In ogni caso la Siria sarà capitalista e liberista e adotterà un modello di libero mercato ha annunciato ieri il capo della camera di commercio di Damasco Basel Hamwi in una intervista alla Reuters. In realtà, la Siria «socialista» non esisteva più da oltre venti anni. Bashar Assad dopo il suo insediamento aveva dato una svolta capitalista all’economia, mettendo fine in gran parte al welfare diffuso portato avanti dal padre Hafez e dal partito Baath. «Sarà un sistema di libero mercato basato sulla concorrenza», ha detto Hamwi rivolgendosi agli uomini d’affari siriani, arabi e occidentali. Non si sbilancia il ministro ad interim dell’economia, Bassel Abdul Aziz. Per ora si è saputo solo che il sistema doganale, tanto contestato perché ritenuto «asfissiante», sarà abolito.
Occorrono investimenti ingenti se si vuole permettere il ritorno in Siria agli appartenenti alla classe media laica e istruita fuggiti negli anni passati. Non poco dipenderà dalle misure sociali e politiche che adotterà Hts. Dovrà dimostrare con i fatti di non essere più una organizzazione jihadista che aveva come obiettivo quello di abbattere il potere dell’«infedele alawita» Assad per consegnarlo alla maggioranza sunnita del paese.

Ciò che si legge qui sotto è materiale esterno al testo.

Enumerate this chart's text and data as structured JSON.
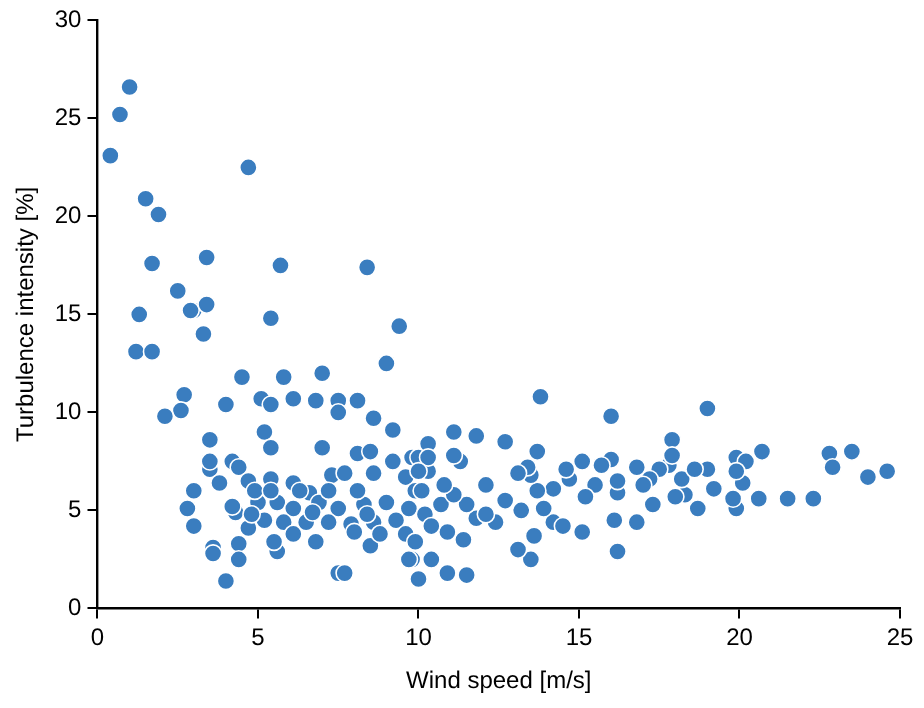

Le casse vuote della Siria preoccupano anche l’Iran, principale alleato e finanziatore per anni di Damasco. Uno dei dibattiti emersi a Teheran riguarda se la Siria post-Assad ripagherà mai il debito con l’Iran accumulato negli ultimi 14 anni. Ciò alla luce dell’ostilità delle nuove autorità sunnite di Damasco nei confronti dell’Iran sciita. Non ci sono dati pubblici sul debito della Siria. Tuttavia, le stime che stanno facendo il giro dei social iraniani sono di 30 forse 50 miliardi di dollari.